Par ailleurs, "on a stocké de la nourriture dans tous les recoins du bateau, même si l'espace est limité", indique le coordinateur, qui dit avoir "de quoi tenir en cas de période prolongée".

"La question est plutôt combien de temps les politiques vont mépriser des vies humaines", tacle-t-il.

"Aujourd'hui les politiques découragent les commandants de bateaux de secourir des personnes en détresse, ce qui est leur devoir de marin. C'est terrible, c'est la nature même du sauvetage en mer qui est en jeu", affirme-t-il.

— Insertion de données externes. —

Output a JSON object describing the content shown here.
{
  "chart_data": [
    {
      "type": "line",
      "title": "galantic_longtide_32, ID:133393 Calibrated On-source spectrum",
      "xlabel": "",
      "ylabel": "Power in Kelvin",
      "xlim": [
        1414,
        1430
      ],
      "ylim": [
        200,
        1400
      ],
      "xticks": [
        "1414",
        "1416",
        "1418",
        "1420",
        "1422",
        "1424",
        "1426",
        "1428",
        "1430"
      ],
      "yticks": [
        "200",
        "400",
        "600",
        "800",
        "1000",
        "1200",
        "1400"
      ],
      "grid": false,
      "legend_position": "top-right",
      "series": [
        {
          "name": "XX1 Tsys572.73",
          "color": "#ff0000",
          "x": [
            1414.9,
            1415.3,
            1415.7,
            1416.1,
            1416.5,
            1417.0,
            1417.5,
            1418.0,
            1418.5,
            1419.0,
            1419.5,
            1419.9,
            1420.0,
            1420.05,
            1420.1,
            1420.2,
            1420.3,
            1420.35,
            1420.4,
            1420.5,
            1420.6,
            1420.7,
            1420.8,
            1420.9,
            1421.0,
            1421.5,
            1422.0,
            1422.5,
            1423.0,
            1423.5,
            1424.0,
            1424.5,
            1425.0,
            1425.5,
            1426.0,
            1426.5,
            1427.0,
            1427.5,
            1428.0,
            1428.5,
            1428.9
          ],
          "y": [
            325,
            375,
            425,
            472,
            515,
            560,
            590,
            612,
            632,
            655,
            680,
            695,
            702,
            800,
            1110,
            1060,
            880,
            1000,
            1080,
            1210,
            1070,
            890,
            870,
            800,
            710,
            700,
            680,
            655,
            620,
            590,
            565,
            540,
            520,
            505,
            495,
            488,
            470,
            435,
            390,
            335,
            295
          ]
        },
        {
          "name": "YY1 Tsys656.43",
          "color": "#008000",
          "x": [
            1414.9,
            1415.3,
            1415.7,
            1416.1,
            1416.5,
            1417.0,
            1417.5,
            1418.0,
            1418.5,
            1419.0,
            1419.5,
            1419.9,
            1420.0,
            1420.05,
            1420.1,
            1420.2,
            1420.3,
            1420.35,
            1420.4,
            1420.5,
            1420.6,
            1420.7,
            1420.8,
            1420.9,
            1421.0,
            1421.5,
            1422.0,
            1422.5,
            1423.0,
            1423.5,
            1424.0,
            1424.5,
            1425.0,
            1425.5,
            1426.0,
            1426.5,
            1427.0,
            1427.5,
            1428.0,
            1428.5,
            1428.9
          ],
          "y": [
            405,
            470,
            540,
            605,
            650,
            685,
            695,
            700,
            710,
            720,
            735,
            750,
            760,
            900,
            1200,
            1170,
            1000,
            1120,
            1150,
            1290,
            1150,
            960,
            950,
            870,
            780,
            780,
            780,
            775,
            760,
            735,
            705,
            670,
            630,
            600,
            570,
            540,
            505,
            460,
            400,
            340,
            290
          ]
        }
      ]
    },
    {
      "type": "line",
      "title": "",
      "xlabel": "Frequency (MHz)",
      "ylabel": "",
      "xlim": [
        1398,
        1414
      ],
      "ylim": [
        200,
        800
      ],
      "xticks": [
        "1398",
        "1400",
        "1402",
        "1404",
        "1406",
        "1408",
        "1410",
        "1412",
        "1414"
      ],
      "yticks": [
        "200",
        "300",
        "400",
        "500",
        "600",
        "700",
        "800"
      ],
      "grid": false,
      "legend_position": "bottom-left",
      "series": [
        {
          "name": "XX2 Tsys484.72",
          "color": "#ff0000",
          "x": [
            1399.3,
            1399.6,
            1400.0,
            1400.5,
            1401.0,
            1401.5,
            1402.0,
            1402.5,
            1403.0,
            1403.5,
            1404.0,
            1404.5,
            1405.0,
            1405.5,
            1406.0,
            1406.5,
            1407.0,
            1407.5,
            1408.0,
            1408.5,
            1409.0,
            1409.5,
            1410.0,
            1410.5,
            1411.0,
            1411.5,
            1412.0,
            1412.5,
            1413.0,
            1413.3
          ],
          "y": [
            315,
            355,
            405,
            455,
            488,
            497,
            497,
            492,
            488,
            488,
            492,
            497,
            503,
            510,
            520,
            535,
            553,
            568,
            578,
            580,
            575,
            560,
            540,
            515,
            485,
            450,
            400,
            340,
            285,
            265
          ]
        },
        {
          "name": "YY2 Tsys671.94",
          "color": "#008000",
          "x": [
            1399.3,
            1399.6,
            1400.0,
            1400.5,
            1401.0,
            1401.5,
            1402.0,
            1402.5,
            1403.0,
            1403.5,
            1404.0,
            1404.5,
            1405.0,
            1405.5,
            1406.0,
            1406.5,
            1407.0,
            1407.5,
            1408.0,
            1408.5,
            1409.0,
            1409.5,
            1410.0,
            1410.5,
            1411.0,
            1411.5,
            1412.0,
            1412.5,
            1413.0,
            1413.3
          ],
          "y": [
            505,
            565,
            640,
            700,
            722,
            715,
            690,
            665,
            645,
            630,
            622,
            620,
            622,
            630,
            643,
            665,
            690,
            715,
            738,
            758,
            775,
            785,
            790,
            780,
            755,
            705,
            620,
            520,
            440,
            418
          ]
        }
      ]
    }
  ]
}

Il assure que cinq navires n'avaient pas porté secours à l'une des embarcations de rescapés avant l'arrivée de l'Aquarius.

Pourtant ces navires "ont détourné leur route, ils se sont moqués d'eux, ont pris des vidéos de ce bateau clairement en détresse, en bois, instable, surchargé..."

Pour M. Vimard, la situation "s'est dégradée depuis juin, depuis que l'Aquarius a été bloqué en mer" avec un errance d'une semaine avant que l'Espagne n'ouvre le port de Valence.

Mais "si on met plus de barrières, les gens vont prendre plus de risques", relève-t-il, en appelant l'UE à "trouver un système décent pour éviter de gérer les sauvetages au cas par cas".